Palangka Raya, JurnalBorneo.co.id – Perusahaan besar swasta yang bergerak dalam bidang perkebunan kelapa sawit PT. BSSU dilaporkan ke Polda Kalteng, Senin (29/1/2024).
Pelaporan tertulis dilakukan oleh 10 warga Desa Pujon yang didampingi Ketua Kalteng Watch Satgas Anti Mafia Tanah, Men Gumpul dengan membawa bukti-bukti.
PT. BSSU diketahui beroperasi di Desa Pujon, Kecamatan Kapuas Tengah, Kabupaten Kapuas, Kalteng.
Ditemui seusai melapor, Men Gumpul mengatakan PT. BSSU dilaporkan dengan dugaan melanggar 4 pasal KUHPidana.

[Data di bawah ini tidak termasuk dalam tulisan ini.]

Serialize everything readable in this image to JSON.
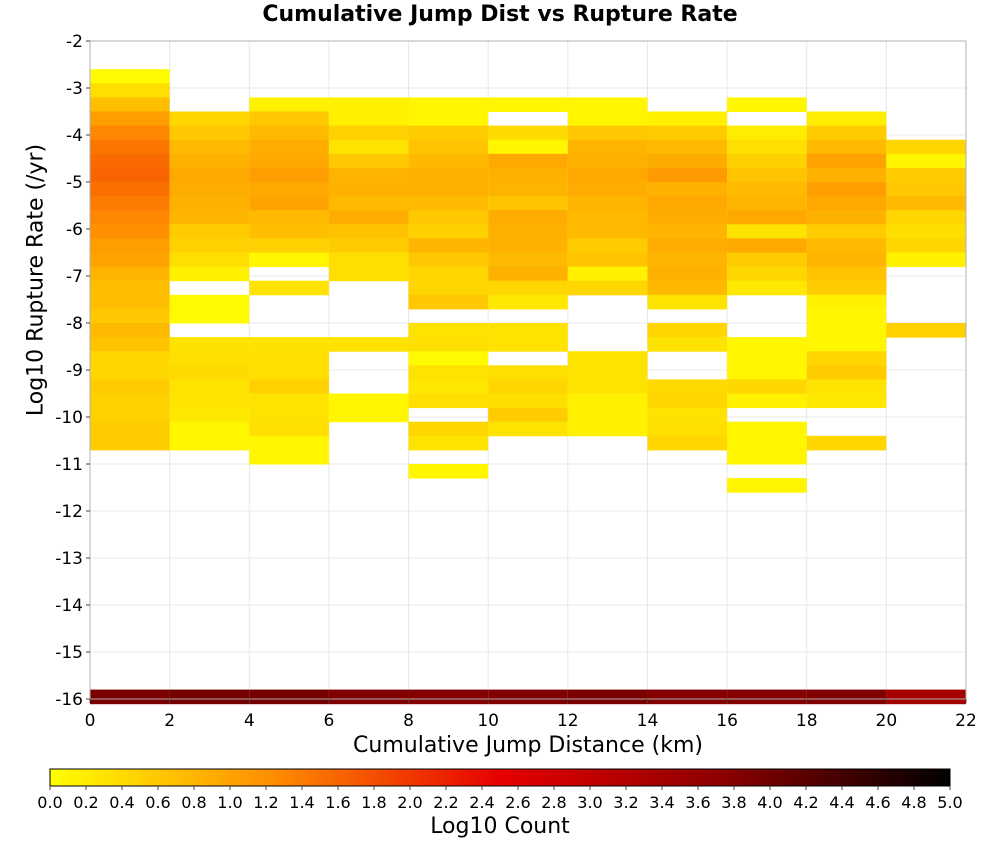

PT BSSU diduga melanggar Pasal 385 KUHP tentang penyerobotan, Pasal 406 dan 412 KUHP tentang merusak tata ruang dan tanam tumbuh, serta Pasal 480 KUHP tentang membeli barang hasil kejahatan.
“Inti laporan kami yakni dugaan pengrusakan situs budaya dan penyerobotan lahan serta penadahan,” kata Men Gumpul kepada para wartawan. Perkataan itu diamini oleh seluruh warga yang melapor.
Lebih lanjut, Ketua Kalteng Watch ini membeberkan, tanah yang diduga diserobot berada di wilayah Sei Benuas, Sei Galang Batang, dan Sei Dahiyan, Desa Marapit dengan luas 113,5 hektar.
Sejak tahun 1945 tanah tersebut telah ditempati dan diolah Ajak Jaya beserta istri dan 6 anaknya. Di lokasi itu, Ajak Jaya mendirikan keramat Amai Suling berdasarkan ritual adat suku Dayak.
Terdapat juga Pukung Pahewan yang merupakan kawasan larangan suku Dayak dan Kaleka atau bekas ladang yang kini ditumbuhi pohon buah-buahan.
“Sungguh sangat disayangkan, saat ini semua itu baik situs budaya dan lahan warga terindikasi telah dihancurkan perusahaan. Yang tersisa hanya Keramat Amai Suling,” beber Men Gumpul.
Terkait perkara itu, Sudarwana Sakri selaku ahli waris Ajak Jaya menyampaikan, pihaknya telah melakukan pertemuan dengan PT. BSSU sebanyak 7 kali. Namun tak jua menemui jalan keluar. Penyebabnya, PT. BSSU beralasan telah membeli tanah tersebut. Setelah ditelusuri pembelian dilakukan dengan pihak yang tidak jelas.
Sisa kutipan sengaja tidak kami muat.